Potential Health Issues Of A Vizsla
Vizslas are mostly healthy dogs, but they can be prone to certain medical conditions that are incurable and will add to the maintenance requirements of Vizslas who have these conditions. These health conditions include:
- Hip dysplasia
- Progressive retinal atrophy
Are Vizslas Good For New Owners?
Vizslas are not good dogs to get if you are a first-time dog owner. They are very intense and require experience, patience, affection, and commitment, and they need these things for their whole lives. Vizslas can live for up to fourteen years.
If you are a new owner and your heart is really set on a Vizsla, first research what people who own Vizslas say about living with and loving these dogs. Visit online forums, speak to breeders, and contact any friends or co-workers who own Vizslas. If you see a Vizsla in a dog park, talk to the owner and ask honest questions. They will probably be very happy to tell you the real truth.
You have to be willing to include them entirely in your life and make the changes required for their happiness. If you are not willing or you are unable to do this, consider a different breed of dog.
Vizslas Are Wonderful
All of this information is not meant to put you off a Vizsla; it is intended to provide the information needed to make a responsible and informed decision to become a Vizsla owner.

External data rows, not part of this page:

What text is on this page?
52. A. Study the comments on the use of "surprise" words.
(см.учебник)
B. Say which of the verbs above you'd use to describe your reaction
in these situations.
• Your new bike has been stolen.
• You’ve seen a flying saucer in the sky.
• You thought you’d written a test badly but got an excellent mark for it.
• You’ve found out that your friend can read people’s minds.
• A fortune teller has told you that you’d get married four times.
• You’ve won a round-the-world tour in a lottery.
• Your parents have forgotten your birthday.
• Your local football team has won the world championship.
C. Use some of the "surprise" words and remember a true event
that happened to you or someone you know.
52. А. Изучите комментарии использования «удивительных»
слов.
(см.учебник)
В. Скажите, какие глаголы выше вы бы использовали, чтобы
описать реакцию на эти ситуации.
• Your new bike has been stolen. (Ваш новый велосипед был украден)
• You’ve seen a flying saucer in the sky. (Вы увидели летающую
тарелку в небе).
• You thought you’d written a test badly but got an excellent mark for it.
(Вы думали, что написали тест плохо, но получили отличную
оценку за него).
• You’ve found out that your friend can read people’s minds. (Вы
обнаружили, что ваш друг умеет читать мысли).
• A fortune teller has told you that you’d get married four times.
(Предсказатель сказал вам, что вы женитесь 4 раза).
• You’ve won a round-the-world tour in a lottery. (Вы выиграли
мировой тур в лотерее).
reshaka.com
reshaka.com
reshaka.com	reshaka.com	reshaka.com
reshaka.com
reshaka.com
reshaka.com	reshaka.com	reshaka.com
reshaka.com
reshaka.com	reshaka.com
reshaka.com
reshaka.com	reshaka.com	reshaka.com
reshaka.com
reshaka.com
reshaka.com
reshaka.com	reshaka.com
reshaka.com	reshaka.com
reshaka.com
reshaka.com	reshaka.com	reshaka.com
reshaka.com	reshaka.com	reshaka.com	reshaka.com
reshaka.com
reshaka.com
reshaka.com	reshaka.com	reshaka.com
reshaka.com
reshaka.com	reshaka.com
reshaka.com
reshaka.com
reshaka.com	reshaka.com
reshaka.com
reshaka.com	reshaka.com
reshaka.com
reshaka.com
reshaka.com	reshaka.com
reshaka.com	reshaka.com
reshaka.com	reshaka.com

If you are willing and able to be the owner they need, committing to them, whatever that requires, you will be hugely rewarded by these faithful companions. People who own Vizslas can’t imagine their lives without them, even though their eyes are fully open to the challenges presented by this ownership.
Vizslas are affectionate, gentle, and energetic. They require lots of attention all the time. Vizslas are deeply attached to their owners and love to please them, but this requires patience, reciprocal affection, and plenty of quality time from their owners. They cannot cope with being left alone and can become destructive or even develop separation anxiety if left on their own often or for long periods.
Their sensitive natures make them averse to punishment and negative reinforcement training methods. Vizslas are heartbroken when their owners display displeasure towards them, and shouting or smacking a Vizsla can cause more emotional damage than you think.
Vizslas have extreme energy levels. If you are not an active person, it is unfair to get such an active dog. They need at least thirty minutes to two hours of dedicated exercise every day, daily time off the leash (at a dog park, out on runs, or in a large yard). Training is also essential for Vizslas. They require the actual training to be manageable, but they also benefit greatly from the mental and physical stimulation, as well as the quality time with their owners.
Vizslas are lovely, rewarding, and affectionate companions. But they are not dogs that you should get on a whim. Nor are they recommended for new owners. Vizslas do not slot into the dog-owning part of your life, they have to be included in every aspect, and if you are not willing to make changes, you should look for a different breed that will fit with the current structure of your life.